Cuando sus niveles se mantienen elevados durante mucho tiempo, pueden aparecer problemas como hipertensión, alteraciones del sueño, aumento de peso, dificultades de memoria e incluso enfermedades cardíacas.
Para evitar estos efectos, existen hábitos sencillos que ayudan a mantener el organismo en balance.
Dormir bien es uno de los factores más importantes. El descanso permite restaurar el equilibrio hormonal y favorece una mejor respuesta del cuerpo frente a la tensión diaria. Diversos estudios señalan que dormir menos de lo necesario puede elevar esta hormona al día siguiente. Por eso, especialistas recomiendan entre siete y nueve horas de sueño por noche, además de mantener horarios estables, reducir el uso de pantallas antes de acostarse y procurar un ambiente oscuro y tranquilo.

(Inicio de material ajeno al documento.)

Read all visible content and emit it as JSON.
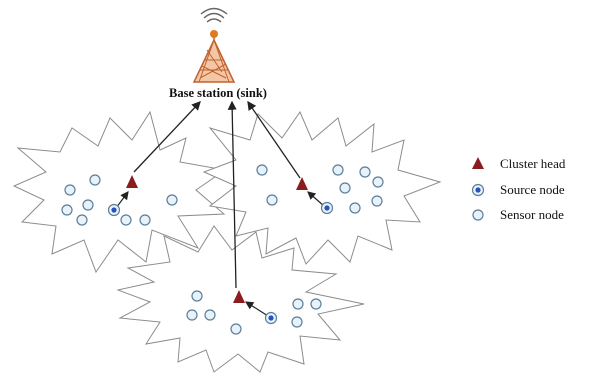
{
  "base_station": {
    "label": "Base station (sink)"
  },
  "legend": {
    "items": [
      {
        "label": "Cluster head",
        "icon": "triangle-icon",
        "color": "#8b1d1d"
      },
      {
        "label": "Source node",
        "icon": "source-node-icon",
        "color": "#2a52be"
      },
      {
        "label": "Sensor node",
        "icon": "sensor-node-icon",
        "color": "#cfe4f2"
      }
    ]
  },
  "colors": {
    "tower": "#f3c7a5",
    "tower_stroke": "#c0622f",
    "antenna_ball": "#e07a22",
    "cluster_head": "#8b1d1d",
    "sensor_fill": "#e8f2fa",
    "sensor_stroke": "#5a7f99",
    "source_dot": "#2a52be",
    "cluster_outline": "#8c8c8c",
    "arrow": "#222222"
  }
}
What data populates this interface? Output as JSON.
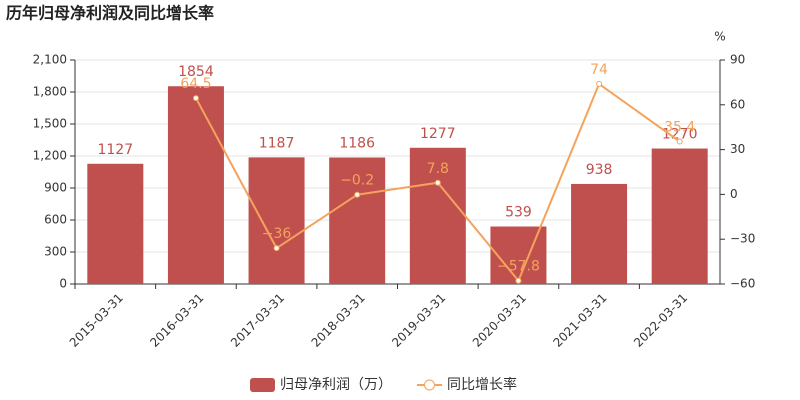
{
  "chart_data": {
    "type": "bar",
    "title": "历年归母净利润及同比增长率",
    "y2label": "%",
    "categories": [
      "2015-03-31",
      "2016-03-31",
      "2017-03-31",
      "2018-03-31",
      "2019-03-31",
      "2020-03-31",
      "2021-03-31",
      "2022-03-31"
    ],
    "series": [
      {
        "name": "归母净利润（万）",
        "type": "bar",
        "color": "#c0504d",
        "values": [
          1127,
          1854,
          1187,
          1186,
          1277,
          539,
          938,
          1270
        ]
      },
      {
        "name": "同比增长率",
        "type": "line",
        "axis": "y2",
        "color": "#f5a25d",
        "values": [
          null,
          64.5,
          -36,
          -0.2,
          7.8,
          -57.8,
          74,
          35.4
        ],
        "value_labels": [
          null,
          "64.5",
          "−36",
          "−0.2",
          "7.8",
          "−57.8",
          "74",
          "35.4"
        ]
      }
    ],
    "ylim": [
      0,
      2100
    ],
    "yticks": [
      0,
      300,
      600,
      900,
      {
        "value": 1200,
        "label": "1,200"
      },
      {
        "value": 1500,
        "label": "1,500"
      },
      {
        "value": 1800,
        "label": "1,800"
      },
      {
        "value": 2100,
        "label": "2,100"
      }
    ],
    "y2lim": [
      -60,
      90
    ],
    "y2ticks": [
      {
        "value": -60,
        "label": "−60"
      },
      {
        "value": -30,
        "label": "−30"
      },
      0,
      30,
      60,
      90
    ],
    "legend": "bottom"
  }
}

La actividad física también cumple un papel clave. Caminar, nadar o andar en bicicleta durante al menos 30 minutos al día ayuda a disminuir la tensión acumulada y favorece la salud mental. Sin embargo, los entrenamientos excesivamente intensos pueden generar el efecto contrario, por lo que se aconseja optar por ejercicios moderados y constantes que mejoren la circulación, reduzcan la ansiedad y contribuyan al bienestar general.

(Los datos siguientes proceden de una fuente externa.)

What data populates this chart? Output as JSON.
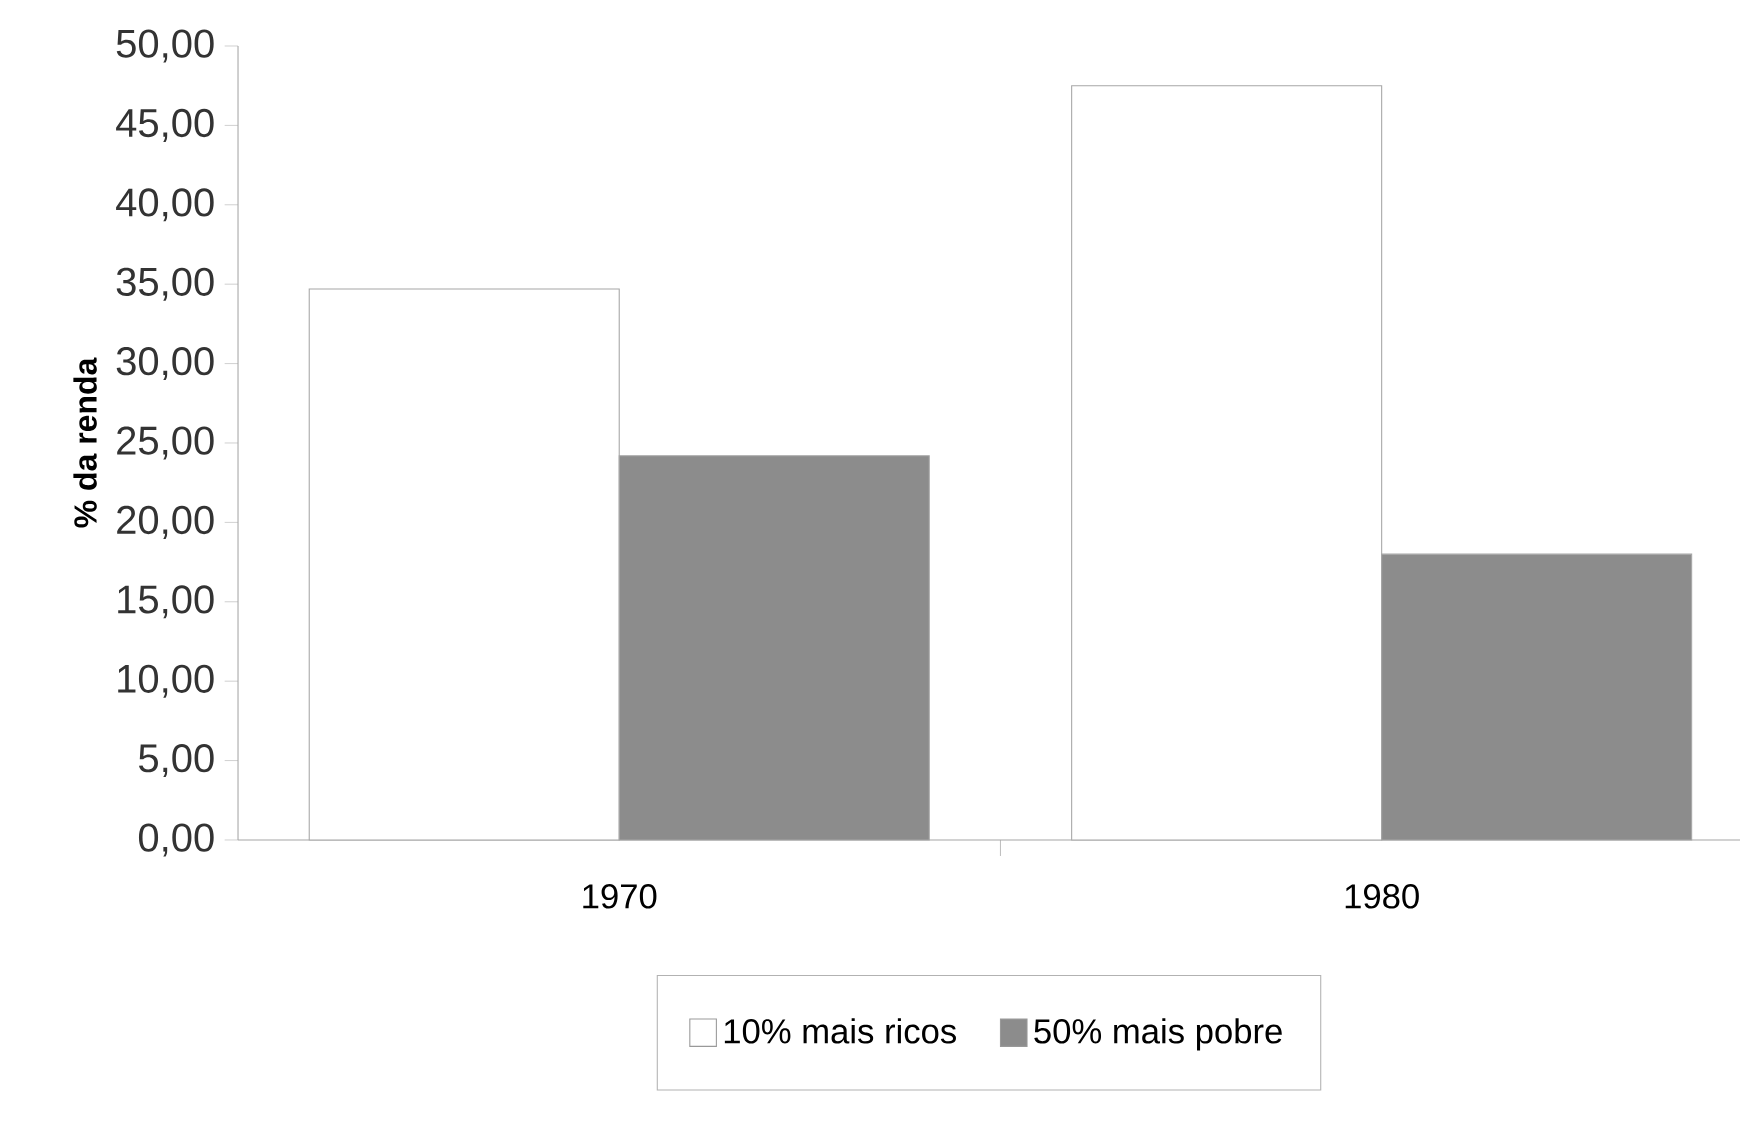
{
  "chart_data": {
    "type": "bar",
    "ylabel": "% da renda",
    "categories": [
      "1970",
      "1980"
    ],
    "series": [
      {
        "name": "10% mais ricos",
        "color": "#ffffff",
        "values": [
          34.7,
          47.5
        ]
      },
      {
        "name": "50% mais pobre",
        "color": "#8c8c8c",
        "values": [
          24.2,
          18.0
        ]
      }
    ],
    "ylim": [
      0,
      50
    ],
    "yticks": [
      {
        "value": 0,
        "label": "0,00"
      },
      {
        "value": 5,
        "label": "5,00"
      },
      {
        "value": 10,
        "label": "10,00"
      },
      {
        "value": 15,
        "label": "15,00"
      },
      {
        "value": 20,
        "label": "20,00"
      },
      {
        "value": 25,
        "label": "25,00"
      },
      {
        "value": 30,
        "label": "30,00"
      },
      {
        "value": 35,
        "label": "35,00"
      },
      {
        "value": 40,
        "label": "40,00"
      },
      {
        "value": 45,
        "label": "45,00"
      },
      {
        "value": 50,
        "label": "50,00"
      }
    ],
    "legend": "bottom",
    "grid": false
  }
}
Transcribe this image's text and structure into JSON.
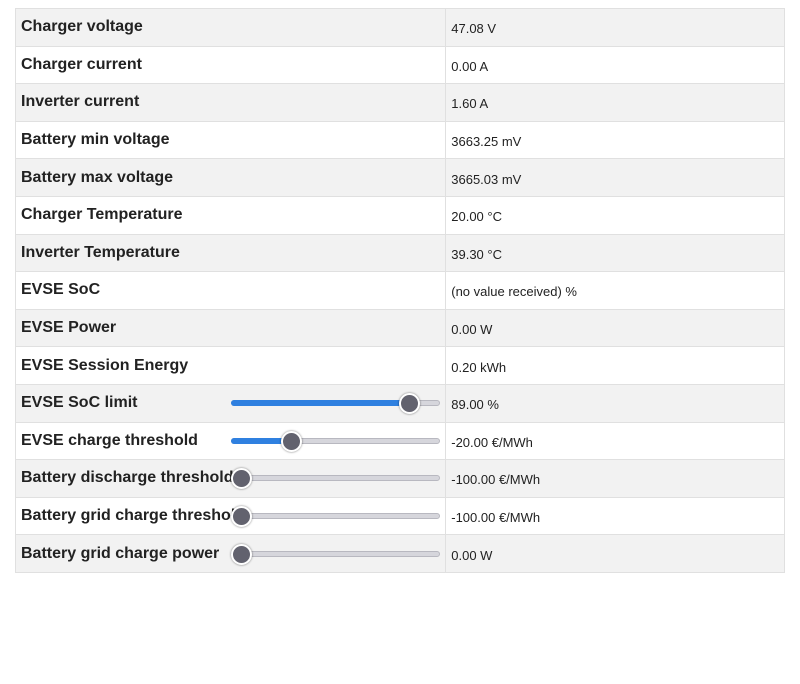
{
  "rows": [
    {
      "label": "Charger voltage",
      "value": "47.08 V"
    },
    {
      "label": "Charger current",
      "value": "0.00 A"
    },
    {
      "label": "Inverter current",
      "value": "1.60 A"
    },
    {
      "label": "Battery min voltage",
      "value": "3663.25 mV"
    },
    {
      "label": "Battery max voltage",
      "value": "3665.03 mV"
    },
    {
      "label": "Charger Temperature",
      "value": "20.00 °C"
    },
    {
      "label": "Inverter Temperature",
      "value": "39.30 °C"
    },
    {
      "label": "EVSE SoC",
      "value": "(no value received) %"
    },
    {
      "label": "EVSE Power",
      "value": "0.00 W"
    },
    {
      "label": "EVSE Session Energy",
      "value": "0.20 kWh"
    },
    {
      "label": "EVSE SoC limit",
      "value": "89.00 %",
      "slider_fraction": 0.89
    },
    {
      "label": "EVSE charge threshold",
      "value": "-20.00 €/MWh",
      "slider_fraction": 0.265
    },
    {
      "label": "Battery discharge threshold",
      "value": "-100.00 €/MWh",
      "slider_fraction": 0
    },
    {
      "label": "Battery grid charge threshold",
      "value": "-100.00 €/MWh",
      "slider_fraction": 0
    },
    {
      "label": "Battery grid charge power",
      "value": "0.00 W",
      "slider_fraction": 0
    }
  ],
  "colors": {
    "accent": "#2f80e0",
    "thumb": "#62626e"
  }
}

La alimentación influye directamente en este proceso. Una dieta alta en azúcares refinados, grasas saturadas y harinas procesadas puede alterar el equilibrio hormonal, mientras que una alimentación rica en frutas, verduras, fibra y granos integrales ayuda a mantener una mejor estabilidad. Nutrientes como el omega-3, presente en pescados grasos, nueces y semillas de chía, también aportan beneficios gracias a sus propiedades antiinflamatorias y su apoyo en la regulación hormonal.
Las prácticas de relajación son otra herramienta efectiva. La meditación, el yoga y los ejercicios de respiración profunda ayudan a disminuir la tensión acumulada y favorecen una sensación de calma. Estas técnicas activan mecanismos naturales de relajación en el cuerpo, mejorando el bienestar emocional y ayudando a recuperar la estabilidad después de momentos de presión constante.
Además, algunos suplementos naturales como la ashwagandha, la rodiola y el tulsí han sido estudiados por su capacidad para apoyar la adaptación del organismo frente al estrés. Estos compuestos actúan sobre el sistema hormonal y pueden contribuir a disminuir la fatiga y mejorar la respuesta emocional en situaciones exigentes.
Adoptar estos hábitos no solo ayuda a reducir el impacto del estrés diario, sino que también mejora la calidad de vida, fortalece la salud mental y permite enfrentar cada jornada con mayor energía y equilibrio.